CONCLUSÃO
O ser humano necessita viver em comunidade. Por isso associa-se. Mas esta associação não funciona de forma eficiente se cada indivíduo é livre para agir, para usufruir de seus direitos indiscriminadamente. A condução da vida em comunidade sob esta liberdade absoluta levaria à prevalência de uma só regra: a lei do mais forte, o que implicaria em inevitáveis prejuízos à boa parte dos cidadãos.
Para evitar esta situação, criou-se o Estado. Cada cidadão cede uma parte de sua liberdade, para que o Estado possa curar os interesses de todos e, assim, atingir o bem comum. Neste intento, são garantidas ao Estado prerrogativas, necessárias para o alcance de suas finalidades que, no entanto, são utilizadas para a prática de abusos e arbitrariedades, obrigando aos cidadãos a defender-se do próprio Estado.
Daí surgiu, por meio de revolução, o Estado de Direito. O Estado submetido à lei. Influenciada por um caráter extremamente individualista, a revolução visa garantir direitos de natureza eminentemente particulares. O bem comum neste momento histórico resume-se à garantia de liberdade e propriedade para todos os indivíduos.
Com a evolução da humanidade, este bem comum também evolui. Assume uma feição coletiva. Social. Erige-se o Estado Social de Direito, com reflexos na maioria dos ordenamentos jurídico-constitucionais modernos, inclusive o brasileiro. O bem comum de hoje não é simplesmente a garantia dos direitos individuais, mas, também, a garantia dos interesses coletivos. O interesse público consiste justamente na harmonização entre interesses individuais e coletivos, da forma como moldados pela ordem jurídica, com o objetivo de garantir a satisfação do bem comum.
Sobre essas bases históricas e ideológicas moldou-se o moderno Direito Administrativo, cujas diretrizes, caracterizadas pelo regime jurídico-administrativo, tem por finalidade garantir o equilíbrio entre as prerrogativas e sujeições conferidas à Administração Pública, sob a égide, respectivamente dos princípios da supremacia do interesse público sobre o privado e da indisponibilidade do interesse públicos. O primeiro tem enfrentado questionamentos que, no entanto, não merecem subsistir.
Com efeito, a premissa de que a supremacia do interesse público não consiste em princípio jurídico na acepção do termo aceita atualmente pela Teoria Geral do Direito, e correspondente à terceira fase do princípio, está absolutamente equivocada.
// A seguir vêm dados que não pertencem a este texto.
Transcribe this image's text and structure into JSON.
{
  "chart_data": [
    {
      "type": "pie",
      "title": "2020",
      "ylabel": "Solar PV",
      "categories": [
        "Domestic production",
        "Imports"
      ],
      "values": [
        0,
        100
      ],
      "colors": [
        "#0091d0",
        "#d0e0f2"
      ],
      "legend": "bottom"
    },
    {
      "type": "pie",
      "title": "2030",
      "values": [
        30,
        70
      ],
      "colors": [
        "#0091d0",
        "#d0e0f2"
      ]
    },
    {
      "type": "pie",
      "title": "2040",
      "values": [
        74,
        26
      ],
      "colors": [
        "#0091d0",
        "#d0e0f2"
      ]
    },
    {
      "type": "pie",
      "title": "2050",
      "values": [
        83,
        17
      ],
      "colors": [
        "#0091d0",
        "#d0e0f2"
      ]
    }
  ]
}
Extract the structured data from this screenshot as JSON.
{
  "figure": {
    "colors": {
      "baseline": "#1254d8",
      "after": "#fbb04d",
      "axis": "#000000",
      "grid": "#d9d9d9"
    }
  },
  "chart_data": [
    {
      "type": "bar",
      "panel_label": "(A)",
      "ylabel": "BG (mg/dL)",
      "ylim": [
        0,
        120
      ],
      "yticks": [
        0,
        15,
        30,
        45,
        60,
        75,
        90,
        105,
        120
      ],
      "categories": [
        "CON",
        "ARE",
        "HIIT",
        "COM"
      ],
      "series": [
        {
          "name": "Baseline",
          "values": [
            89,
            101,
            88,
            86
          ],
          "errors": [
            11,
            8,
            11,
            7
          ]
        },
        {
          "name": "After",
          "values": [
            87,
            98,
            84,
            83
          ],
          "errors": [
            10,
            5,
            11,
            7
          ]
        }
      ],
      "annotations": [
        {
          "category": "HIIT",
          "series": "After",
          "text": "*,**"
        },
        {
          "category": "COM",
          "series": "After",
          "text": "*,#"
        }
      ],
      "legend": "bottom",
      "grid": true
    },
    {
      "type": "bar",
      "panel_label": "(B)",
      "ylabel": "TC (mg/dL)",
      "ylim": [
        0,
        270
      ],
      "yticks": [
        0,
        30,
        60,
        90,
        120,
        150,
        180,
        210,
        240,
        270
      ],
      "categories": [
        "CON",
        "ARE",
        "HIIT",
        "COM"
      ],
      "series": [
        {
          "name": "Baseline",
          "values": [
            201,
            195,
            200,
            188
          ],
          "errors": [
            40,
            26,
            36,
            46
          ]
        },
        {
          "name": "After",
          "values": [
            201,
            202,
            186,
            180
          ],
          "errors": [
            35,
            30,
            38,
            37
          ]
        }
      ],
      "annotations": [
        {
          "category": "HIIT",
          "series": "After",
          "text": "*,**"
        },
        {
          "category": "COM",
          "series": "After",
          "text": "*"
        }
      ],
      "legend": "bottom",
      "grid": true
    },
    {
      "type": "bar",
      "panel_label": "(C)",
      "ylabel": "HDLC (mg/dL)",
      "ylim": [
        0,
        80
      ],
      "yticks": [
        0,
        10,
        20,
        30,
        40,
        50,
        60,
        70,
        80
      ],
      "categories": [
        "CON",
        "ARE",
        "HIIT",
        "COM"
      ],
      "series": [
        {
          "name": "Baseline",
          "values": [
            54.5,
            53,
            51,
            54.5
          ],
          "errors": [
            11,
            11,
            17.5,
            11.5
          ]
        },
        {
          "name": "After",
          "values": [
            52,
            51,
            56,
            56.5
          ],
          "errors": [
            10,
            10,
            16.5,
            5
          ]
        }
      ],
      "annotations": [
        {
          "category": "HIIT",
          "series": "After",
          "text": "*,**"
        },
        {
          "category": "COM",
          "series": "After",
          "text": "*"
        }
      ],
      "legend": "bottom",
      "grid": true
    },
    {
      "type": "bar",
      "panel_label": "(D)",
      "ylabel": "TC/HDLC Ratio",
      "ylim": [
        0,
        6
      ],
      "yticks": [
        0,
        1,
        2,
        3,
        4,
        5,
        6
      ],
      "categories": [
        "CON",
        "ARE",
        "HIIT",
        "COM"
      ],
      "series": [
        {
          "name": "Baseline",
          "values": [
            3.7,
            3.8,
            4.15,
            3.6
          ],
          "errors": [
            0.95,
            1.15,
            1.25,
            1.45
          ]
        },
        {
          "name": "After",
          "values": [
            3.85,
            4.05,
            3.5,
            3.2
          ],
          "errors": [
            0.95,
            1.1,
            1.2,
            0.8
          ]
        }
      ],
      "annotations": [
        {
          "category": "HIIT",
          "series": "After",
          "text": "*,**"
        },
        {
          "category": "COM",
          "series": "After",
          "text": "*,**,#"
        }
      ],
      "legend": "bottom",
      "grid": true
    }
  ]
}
Primeiramente porque, conforme demonstrado, ao expor a noção de princípio da supremacia, no contexto do regime jurídico-administrativo, a doutrina majoritária, capitaneada por CELSO ANTÔNIO BANDEIRA DE MELLO, toma em conta a concepção de princípio relativa à segunda fase do conceito, como mandamento nuclear do sistema, critério para a criação e interpretação das normas que o compõem. Ademais, porque a terminologia adotada em nada abala a importância do princípio da supremacia do interesse público sobre o particular no seu papel de fundamentar a instituição das prerrogativas necessárias ao cumprimento das finalidades do Estado.
Também o argumento de que o interesse público a prevalecer não se coaduna com o bem comum parte de premissa equivocada. No desenvolvimento do trabalho restou demonstrado que o bem comum, como finalidade do Estado, está definido no ordenamento jurídico-constitucional, e sua configuração no atual contexto da humanidade envolve a salvaguarda dos direitos individuais e, concomitantemente, dos direitos coletivos (estes no sentido amplo). O interesse público consiste na harmonização destas duas dimensões de direitos. Portanto, o que o interesse público visa é justamente garantir o bem comum.
Por fim, constatou-se que a indeterminabilidade do conceito de interesse público não ameaça os direitos fundamentais, tendo em vista que o próprio ordenamento se encarrega de traçar, ao lado das prerrogativas do administrador, as sujeições que limitam a sua atuação. Este, aliás, é o cerne do regime jurídico-administrativo.
Diante da análise realizada, se pode concluir pela subsistência do princípio da supremacia do interesse público sobre o privado enquanto pilar inafastável do regime jurídico-administrativo. Como visto, regime jurídico consiste em sistema, e é nesta perspectiva que deve ser visto e analisado. Quando se trata do regime jurídico-administrativo, não existem prerrogativas sem sujeições. Não existe supremacia sem indisponibilidade. Raciocínios erguidos contra o princípio da supremacia do interesse público sobre o privado que não considerem este binômio, não podem ser considerados críticas sérias, nem são suficientes para desconstruí-lo.